There may be a suspicion about MI5 being engaged in job-creation; it is likely that - like any professional body - its officers will look out for a chance to make themselves look vitally important and busy, but to say the more casualties the better is not logical. If this were the case, all the IRA, or any other group, would have to do is sit back and let MI5 and Special Branch demolish the inner cities together. More practically, in these cash conscious times, for MI5 to be seen to fail, to allow terrorists to strike - especially after taking over anti-IRA measures on the mainland - would not do their cause any good at all.

It is a mighty flaw in this book that Mr O'Hara spends much time convincing us what we already believe: that MI5 uses illegal methods; that it infiltrates bodies that it sees as subversive; that it makes efforts to control the actions of infiltrated bodies. In "Spycatcher", Peter Wright describes how he happily burgled his way across London on behalf of his masters. But anyway, does anyone doubt that an organisation like MI5 uses illegal methods? Most people take that for granted. When Mr O'Hara writes "I will further contend that MI5's operations are far from conforming to the 'police' model are highly participative, even instigatory" [p.14], the reaction is - Of course they are, the question is: where do you go on from there?.

Mr O'Hara spends a lot of energy accounting for possible MI5 infiltration of groups like Red Action or Combat 18 but stops there. Too many questions arise outside his narrow spotlight. Surely an MI5 whose working brief is extended brings with it a threat of a dangerous export of methods? What we want to know is, how far does any illegality spread? How exactly are the decisions to take illegal action arrived at, policy or local operators? Does an MI5 with a higher public profile reinforce the process of pushing at the limits of what is acceptable as public control? How has the supposed end of the Cold War affected the operations and political agenda of MI5?

It is extraordinary too, that, having said MI5 should be resisted, he does not look at the implications of the Security Service Act 1989 (which is appended to the brochure MI5: The Security Service). At least on paper, this places a number of constraints on MI5, not least of all visibility, as before the Act it was not on any statutory basis. Schedule 1, the Investigation of Complaints, which deals with the composition and procedure of an investigating Tribunal, starts with the words:

Any person may complain to the Tribunal if he is aggrieved by anything which he believes the Service has done in relation to him or to any property of his....

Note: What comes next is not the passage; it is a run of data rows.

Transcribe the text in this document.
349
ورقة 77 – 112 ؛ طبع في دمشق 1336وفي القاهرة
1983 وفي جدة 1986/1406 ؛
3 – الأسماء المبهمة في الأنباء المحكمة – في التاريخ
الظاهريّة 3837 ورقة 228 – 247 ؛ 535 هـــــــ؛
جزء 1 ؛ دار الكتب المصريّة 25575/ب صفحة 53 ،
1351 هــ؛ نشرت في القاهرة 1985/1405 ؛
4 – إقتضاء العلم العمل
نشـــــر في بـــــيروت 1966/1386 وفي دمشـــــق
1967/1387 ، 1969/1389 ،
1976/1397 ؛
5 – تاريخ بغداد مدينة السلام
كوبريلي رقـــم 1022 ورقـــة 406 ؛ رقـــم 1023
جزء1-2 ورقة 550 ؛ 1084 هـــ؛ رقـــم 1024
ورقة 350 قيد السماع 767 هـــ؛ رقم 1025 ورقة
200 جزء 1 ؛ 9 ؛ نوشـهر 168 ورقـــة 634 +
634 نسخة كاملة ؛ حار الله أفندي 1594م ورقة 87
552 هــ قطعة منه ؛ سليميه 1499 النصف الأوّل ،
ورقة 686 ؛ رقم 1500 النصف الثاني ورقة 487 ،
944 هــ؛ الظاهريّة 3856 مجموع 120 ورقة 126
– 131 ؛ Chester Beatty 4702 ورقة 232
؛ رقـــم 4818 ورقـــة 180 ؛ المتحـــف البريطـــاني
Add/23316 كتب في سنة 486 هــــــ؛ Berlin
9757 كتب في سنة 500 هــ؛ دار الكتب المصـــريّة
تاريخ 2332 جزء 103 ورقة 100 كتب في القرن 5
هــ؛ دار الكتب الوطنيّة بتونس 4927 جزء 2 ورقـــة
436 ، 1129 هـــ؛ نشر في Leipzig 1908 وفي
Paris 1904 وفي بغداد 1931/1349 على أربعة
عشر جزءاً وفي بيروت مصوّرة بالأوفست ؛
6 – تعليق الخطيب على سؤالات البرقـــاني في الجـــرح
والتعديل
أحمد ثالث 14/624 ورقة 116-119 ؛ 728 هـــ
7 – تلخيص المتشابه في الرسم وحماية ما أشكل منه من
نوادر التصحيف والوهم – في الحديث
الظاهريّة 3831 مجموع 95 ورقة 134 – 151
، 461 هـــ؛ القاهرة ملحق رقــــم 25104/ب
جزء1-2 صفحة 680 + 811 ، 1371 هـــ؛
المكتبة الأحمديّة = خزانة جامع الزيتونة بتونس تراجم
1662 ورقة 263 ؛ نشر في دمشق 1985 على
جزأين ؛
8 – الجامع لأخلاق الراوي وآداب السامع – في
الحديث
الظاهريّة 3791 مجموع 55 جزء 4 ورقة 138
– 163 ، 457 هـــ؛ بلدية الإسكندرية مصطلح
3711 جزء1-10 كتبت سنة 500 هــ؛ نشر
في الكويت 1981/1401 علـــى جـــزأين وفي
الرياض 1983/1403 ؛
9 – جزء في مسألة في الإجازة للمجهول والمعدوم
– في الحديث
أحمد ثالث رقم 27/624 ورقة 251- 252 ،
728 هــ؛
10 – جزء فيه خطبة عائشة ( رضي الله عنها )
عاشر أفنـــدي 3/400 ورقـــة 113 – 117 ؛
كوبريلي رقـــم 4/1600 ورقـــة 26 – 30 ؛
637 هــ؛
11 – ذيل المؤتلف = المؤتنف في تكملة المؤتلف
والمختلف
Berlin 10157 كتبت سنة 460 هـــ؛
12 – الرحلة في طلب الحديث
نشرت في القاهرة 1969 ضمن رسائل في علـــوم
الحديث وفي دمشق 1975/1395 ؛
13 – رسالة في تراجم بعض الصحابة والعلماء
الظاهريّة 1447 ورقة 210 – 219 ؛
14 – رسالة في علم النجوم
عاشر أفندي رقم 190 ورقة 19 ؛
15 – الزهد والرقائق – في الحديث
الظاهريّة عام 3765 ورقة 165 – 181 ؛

Of course we expect this statute to be evaded - but it exists and it could be useful. Mr O'Hara does not discuss it.

Perhaps it is naivety that makes the author spend so much time convincing us of what we already believe. In any case it was extraordinary naivety that allows him to start the book with an analysis of the language used by Stella Rimington in a televised lecture and in a public brochure put out by MI5. Surely he did not expect two PR exercises to reveal much of the "secret" service?

The book finishes with a list of journalists "whose work I have found very insightful in enabling me to determine the agendas of the agencies referred to below". The list by each writer's name gives the newspaper written for and the organisation whose interests were served. MI5 figures prominently. It is a nice finishing flourish to the book so it was maddening to read down the list while doubting the credentials of the man who had the wit and dedication to draw it up.